I'm in South West England where it could be happening, as it hasn't stopped raining since well before the event. Haven't gone out to see if anyone is building a big boat and am having to turn to Rob McKenna for reference now. Rob was unaware of it but he was a rain God. For more information consult your copy of The Hitch Hikers Guide to the Galaxy
"Rob McKenna had two hundred and thirty-one different types of rain entered in his little book, and he didn't like any of them.
He shifted down another gear and the lorry heaved its revs up. It grumbled in a comfortable sort of way about all the Danish thermostatic radiator controls it was carrying.

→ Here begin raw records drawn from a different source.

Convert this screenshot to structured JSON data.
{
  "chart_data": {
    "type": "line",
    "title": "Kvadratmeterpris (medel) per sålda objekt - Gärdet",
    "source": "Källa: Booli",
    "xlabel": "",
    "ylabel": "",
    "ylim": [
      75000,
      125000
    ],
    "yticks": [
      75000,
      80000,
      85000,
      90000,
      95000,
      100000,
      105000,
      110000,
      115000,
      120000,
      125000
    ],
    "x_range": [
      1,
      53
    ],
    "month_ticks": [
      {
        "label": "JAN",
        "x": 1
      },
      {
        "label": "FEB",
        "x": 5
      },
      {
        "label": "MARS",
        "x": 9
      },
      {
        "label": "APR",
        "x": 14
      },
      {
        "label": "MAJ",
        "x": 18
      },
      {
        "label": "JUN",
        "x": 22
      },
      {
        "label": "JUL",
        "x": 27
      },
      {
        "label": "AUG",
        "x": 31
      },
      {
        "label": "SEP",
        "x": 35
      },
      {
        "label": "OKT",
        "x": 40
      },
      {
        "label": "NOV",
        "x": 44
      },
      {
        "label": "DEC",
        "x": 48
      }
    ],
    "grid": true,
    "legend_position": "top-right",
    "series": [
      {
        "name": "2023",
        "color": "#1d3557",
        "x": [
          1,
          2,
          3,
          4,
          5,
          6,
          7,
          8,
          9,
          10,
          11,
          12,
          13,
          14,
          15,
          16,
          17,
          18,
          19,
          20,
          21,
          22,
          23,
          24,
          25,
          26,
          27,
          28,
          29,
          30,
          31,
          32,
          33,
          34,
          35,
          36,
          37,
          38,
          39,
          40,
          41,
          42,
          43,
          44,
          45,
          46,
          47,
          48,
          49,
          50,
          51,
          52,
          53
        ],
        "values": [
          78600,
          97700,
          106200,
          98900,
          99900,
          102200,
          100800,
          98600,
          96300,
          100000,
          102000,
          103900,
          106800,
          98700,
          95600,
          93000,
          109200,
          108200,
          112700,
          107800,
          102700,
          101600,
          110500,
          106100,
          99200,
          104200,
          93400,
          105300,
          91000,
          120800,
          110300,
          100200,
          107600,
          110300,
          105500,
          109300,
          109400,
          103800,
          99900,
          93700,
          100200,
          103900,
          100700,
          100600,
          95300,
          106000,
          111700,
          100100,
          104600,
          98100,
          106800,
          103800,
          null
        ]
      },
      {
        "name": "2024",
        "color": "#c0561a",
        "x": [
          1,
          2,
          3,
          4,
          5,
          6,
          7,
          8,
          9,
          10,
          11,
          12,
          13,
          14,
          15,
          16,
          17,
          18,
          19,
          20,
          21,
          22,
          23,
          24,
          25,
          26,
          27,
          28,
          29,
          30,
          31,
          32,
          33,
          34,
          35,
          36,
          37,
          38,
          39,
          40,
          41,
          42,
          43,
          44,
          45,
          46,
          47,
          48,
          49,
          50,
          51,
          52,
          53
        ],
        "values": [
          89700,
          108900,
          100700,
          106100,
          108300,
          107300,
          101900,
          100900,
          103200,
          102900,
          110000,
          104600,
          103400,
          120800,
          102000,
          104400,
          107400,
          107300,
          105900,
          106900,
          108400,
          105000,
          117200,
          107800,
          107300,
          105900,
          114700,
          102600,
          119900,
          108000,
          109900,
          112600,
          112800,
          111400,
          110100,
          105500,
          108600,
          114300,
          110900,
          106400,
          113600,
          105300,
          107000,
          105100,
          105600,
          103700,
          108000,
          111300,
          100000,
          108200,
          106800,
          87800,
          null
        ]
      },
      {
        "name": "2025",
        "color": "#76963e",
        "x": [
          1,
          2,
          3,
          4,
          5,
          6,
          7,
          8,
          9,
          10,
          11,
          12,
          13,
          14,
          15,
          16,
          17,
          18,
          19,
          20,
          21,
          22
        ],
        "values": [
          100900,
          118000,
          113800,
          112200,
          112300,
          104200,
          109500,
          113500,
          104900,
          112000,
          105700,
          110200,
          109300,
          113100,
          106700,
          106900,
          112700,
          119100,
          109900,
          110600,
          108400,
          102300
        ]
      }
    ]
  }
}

Since he had left Denmark the previous afternoon, he had been through types 33 (light pricking drizzle which made the roads slippery), 39 (heavy spotting), 47 to 51 (vertical light drizzle through to sharply slanting light to moderate drizzle freshening), 87 and 88 (two finely distinguished varieties of vertical torrential downpour), 100 (post-downpour squalling, cold), all the seastorm types between 192 and 213 at once, 123, 124, 126, 127 (mild and intermediate cold gusting, regular and syncopated cab-drumming), 11 (breezy droplets), and now his least favourite of all, 17.
Rain type 17 was a dirty blatter battering against his windscreen so hard that it didn't make much odds whether he had his wipers on or off."